Eric Goldstein, executive assistant director for cybersecurity for the Cybersecurity and Infrastructure Security Agency said that the Colonial Pipeline hack was a “clarion call” to companies that might not have viewed hacking as a critical business risk. In many ways, Colonial is the equivalent to the Deep Water Horizon for oil drillers in the ocean, and the Exxon Valdez for oil spills and environmental impacts. Huge problems due to unforeseen shutdowns and lack of preparation.

Our Nation’s Infrastructure Can Do Better

One major problem is the lack of monitoring and detection within critical infrastructure systems, which could detect disruption. When it comes to cyber sabotage, the goal is to disrupt or degrade, as opposed to process shutdown. Only thinking ‘system shutdown' is emblematic of traditional, old-school thinking for risk management. Attackers don’t always try to shut down the entire production of milk, instead they degrade the pasteurization enough to get people sick. And the latter is what people now need to monitor for.

Our nation’s infrastructure is in dire need of improved preparedness upfront. OT cybersecurity programs need to be established and must include baseline risk assessment, asset inventories, as-built architectural maps, updated incident response plans and constant testing. But these programs can’t get caught up in the “rat race” of constantly monitoring vulnerabilities and attempting to patch systems that, by design, are not meant to be constantly patched and updated.

OT systems must apply cyber-informed engineering (CIE) and consequence-driven, cyber-informed engineering (CCE) to protect the company’s critical function or mission, which is what matters most. CIE and CCE ensure that when an adversary attacks, the lifeblood of the company continues to operate, even though some less critical components may be impacted. We saw the exact opposite with the Colonial Pipeline where the main pipelines were shut down and only a few tributaries remained online.

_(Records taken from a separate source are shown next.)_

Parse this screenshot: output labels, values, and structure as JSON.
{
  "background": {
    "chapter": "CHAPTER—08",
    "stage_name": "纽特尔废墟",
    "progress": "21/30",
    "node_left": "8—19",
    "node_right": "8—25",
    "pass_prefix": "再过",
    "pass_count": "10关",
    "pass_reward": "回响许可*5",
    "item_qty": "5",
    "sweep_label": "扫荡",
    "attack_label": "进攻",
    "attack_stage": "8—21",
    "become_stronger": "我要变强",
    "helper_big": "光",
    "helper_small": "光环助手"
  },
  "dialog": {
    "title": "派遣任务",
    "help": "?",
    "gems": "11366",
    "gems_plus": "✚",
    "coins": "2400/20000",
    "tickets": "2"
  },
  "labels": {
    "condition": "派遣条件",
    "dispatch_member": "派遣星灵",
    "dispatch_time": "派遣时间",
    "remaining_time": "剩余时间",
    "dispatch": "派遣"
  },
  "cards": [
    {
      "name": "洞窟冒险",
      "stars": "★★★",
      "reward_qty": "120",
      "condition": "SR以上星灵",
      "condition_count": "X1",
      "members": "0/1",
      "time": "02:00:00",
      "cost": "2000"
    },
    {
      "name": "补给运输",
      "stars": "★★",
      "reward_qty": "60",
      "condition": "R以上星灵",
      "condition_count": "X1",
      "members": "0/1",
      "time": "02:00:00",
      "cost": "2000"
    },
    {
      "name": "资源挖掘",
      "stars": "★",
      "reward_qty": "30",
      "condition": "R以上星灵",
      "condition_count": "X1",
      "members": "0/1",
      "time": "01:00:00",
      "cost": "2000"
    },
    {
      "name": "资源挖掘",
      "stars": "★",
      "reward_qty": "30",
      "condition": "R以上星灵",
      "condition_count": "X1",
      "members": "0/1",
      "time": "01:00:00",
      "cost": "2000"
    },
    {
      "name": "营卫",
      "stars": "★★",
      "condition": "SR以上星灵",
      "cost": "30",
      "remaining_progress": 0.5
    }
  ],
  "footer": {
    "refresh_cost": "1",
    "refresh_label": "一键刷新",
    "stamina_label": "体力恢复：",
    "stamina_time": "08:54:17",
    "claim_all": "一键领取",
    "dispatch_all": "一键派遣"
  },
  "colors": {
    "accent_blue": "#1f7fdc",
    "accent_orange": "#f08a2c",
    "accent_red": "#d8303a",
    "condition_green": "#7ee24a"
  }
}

Further iteration and innovations have been made to CIE and CCE that have allowed firms to achieve meaningful results in a matter of weeks. But it goes without saying that critical infrastructure systems must employ additional monitoring to supplement what is not covered by CIE and ensure their systems are secure to learn from and avoid such calamities as the Colonial Pipeline hack.

Matt Morris is global managing director of 1898 & Co.